3. Beoordeling van het middel

3.1. Het middel komt op tegen de verwerping door het Hof van het verweer dat het Openbaar Ministerie niet-ontvan- kelijk dient te worden verklaard in zijn ontnemingsvordering omdat de onderhavige ontnemingsprocedure in strijd is met art. 6 EVRM, in het bijzonder art. 6, tweede lid, EVRM.

3.2. Het in het middel bedoelde verweer is in de bestreden uitspraak als volgt samengevat en verworpen:

"De raadsman heeft ter zitting van het hof betoogd dat het openbaar ministerie niet-ontvankelijk in zijn vervolging van veroordeelde behoort te worden verklaard omdat de bewijsvoering in de onderhavige ontnemingsprocedure in strijd is met het bepaalde in artikel 6 EVRM.

Het Hof verwerpt dit verweer.

Genoemde verdragsbepaling houdt voor wat betreft de bewijsvoering in dat deze moet voldoen aan de dienaangaande in de betreffende staat bestaande regelen.
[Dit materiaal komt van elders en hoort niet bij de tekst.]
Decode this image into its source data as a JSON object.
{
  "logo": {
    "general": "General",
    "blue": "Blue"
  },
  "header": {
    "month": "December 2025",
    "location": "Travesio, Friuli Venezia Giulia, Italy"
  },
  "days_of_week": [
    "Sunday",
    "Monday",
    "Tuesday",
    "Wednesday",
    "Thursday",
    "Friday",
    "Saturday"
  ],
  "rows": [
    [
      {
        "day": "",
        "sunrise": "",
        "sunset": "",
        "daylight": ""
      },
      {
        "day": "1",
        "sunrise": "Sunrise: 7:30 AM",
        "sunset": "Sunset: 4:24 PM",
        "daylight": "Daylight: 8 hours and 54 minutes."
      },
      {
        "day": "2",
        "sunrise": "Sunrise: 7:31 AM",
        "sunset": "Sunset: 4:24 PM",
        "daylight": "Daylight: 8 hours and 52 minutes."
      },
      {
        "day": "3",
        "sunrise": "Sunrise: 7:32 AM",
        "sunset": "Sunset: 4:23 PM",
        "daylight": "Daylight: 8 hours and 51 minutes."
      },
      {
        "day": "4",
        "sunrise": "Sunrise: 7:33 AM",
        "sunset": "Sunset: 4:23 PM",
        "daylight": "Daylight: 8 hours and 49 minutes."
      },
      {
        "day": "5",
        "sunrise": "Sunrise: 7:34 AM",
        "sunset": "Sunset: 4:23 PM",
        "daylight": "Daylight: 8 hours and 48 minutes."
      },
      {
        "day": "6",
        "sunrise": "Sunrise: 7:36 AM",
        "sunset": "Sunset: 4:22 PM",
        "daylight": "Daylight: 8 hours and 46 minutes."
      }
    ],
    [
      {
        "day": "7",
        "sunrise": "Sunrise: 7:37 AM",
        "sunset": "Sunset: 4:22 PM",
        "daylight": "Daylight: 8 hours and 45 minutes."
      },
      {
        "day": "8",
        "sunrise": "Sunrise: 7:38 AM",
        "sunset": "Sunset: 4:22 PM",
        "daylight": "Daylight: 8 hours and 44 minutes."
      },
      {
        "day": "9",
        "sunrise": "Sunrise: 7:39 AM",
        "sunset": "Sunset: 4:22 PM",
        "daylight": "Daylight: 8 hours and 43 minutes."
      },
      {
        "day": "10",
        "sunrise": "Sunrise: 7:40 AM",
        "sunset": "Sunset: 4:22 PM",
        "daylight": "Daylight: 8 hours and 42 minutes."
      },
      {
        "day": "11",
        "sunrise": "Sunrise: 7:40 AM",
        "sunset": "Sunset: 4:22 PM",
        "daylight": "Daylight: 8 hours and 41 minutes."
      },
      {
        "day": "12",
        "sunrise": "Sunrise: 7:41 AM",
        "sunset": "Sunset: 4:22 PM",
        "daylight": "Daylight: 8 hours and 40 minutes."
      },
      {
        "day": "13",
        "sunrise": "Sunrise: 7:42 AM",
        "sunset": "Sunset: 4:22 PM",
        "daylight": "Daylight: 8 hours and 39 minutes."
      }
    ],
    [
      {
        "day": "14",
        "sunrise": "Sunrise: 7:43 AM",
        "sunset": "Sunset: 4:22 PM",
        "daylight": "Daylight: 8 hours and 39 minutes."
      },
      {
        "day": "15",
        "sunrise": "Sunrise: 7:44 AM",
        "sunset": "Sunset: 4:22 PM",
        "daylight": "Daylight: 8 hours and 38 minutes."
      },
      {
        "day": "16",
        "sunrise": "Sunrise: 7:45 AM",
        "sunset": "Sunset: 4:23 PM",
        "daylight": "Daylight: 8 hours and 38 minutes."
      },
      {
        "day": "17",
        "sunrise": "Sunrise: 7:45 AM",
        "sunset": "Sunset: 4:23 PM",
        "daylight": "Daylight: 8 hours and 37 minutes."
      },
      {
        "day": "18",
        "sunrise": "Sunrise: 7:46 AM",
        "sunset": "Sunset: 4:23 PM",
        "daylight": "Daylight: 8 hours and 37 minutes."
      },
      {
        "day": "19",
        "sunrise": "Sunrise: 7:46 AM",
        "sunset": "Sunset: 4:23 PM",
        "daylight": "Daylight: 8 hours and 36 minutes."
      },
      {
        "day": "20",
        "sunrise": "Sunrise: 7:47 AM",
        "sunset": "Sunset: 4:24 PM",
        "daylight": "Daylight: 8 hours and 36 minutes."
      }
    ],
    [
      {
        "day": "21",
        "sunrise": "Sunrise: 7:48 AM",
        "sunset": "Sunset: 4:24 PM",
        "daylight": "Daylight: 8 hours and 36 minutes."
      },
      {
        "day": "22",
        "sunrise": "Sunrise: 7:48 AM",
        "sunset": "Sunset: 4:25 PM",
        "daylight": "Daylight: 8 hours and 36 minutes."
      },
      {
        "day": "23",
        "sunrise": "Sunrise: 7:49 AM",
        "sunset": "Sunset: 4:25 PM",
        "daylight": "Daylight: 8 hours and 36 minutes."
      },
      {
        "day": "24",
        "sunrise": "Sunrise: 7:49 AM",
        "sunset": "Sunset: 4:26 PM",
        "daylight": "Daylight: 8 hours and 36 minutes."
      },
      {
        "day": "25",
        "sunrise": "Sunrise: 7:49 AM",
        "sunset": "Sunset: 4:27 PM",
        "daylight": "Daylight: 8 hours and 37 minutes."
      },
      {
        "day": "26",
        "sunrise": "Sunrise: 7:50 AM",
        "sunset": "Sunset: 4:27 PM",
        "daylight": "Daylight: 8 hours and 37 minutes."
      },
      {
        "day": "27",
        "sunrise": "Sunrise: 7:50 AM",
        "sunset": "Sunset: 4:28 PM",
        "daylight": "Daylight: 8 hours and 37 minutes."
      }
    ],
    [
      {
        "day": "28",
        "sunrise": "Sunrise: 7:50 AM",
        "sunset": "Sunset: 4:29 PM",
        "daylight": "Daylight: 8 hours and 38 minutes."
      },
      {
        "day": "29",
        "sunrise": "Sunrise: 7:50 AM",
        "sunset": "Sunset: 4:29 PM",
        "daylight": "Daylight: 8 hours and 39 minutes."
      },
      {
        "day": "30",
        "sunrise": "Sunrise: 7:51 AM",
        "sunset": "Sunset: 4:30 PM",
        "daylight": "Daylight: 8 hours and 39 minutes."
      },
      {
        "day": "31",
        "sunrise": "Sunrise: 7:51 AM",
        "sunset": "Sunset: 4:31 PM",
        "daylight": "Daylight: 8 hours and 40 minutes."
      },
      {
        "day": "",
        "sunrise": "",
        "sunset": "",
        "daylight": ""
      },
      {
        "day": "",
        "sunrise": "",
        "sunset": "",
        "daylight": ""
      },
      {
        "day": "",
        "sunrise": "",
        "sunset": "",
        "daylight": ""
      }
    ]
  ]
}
De enkele omstandigheid dat in het verband van de regeling met betrekking tot de ontneming van wederrechtelijk verkregen voordeel de in art. 338 tot en met 344a Sv vervatte bewijsmiddelen daarop niet van toepassing zijn, brengt niet mee dat toepassing van die regeling onverenigbaar is met artikel 6 EVRM."

3.3. Het middel faalt, reeds omdat het miskent dat - anders dan ingevolge art. 511f Sv ten aanzien van de schatting van het bedrag van het wederrechtelijk verkregen voordeel het geval is - geen wetsbepaling voorschrijft dat het oordeel van de rechter dat voldoende aanwijzingen bestaan dat de betrokkene soortgelijke feiten heeft begaan (in de zin van art. 36e, tweede lid, Sr) slechts kan worden ontleend aan dan wel dient te berusten op de inhoud van wettige bewijsmiddelen.

4. Slotsom

Nu het middel niet tot cassatie kan leiden, terwijl de Hoge Raad ook geen grond aanwezig oordeelt waarop de bestreden uitspraak ambtshalve zou behoren te worden vernietigd, moet het beroep worden verworpen.

5. Beslissing

De Hoge Raad verwerpt het beroep.

Dit arrest is gewezen door de president W.E. Haak als voorzitter, en de raadsheren F.H. Koster, A.J.A. van Dorst, B.C. de Savornin Lohman en W.A.M. van Schendel, in bijzijn van de griffier S.P. Bakker, en uitgesproken op 26 maart 2002.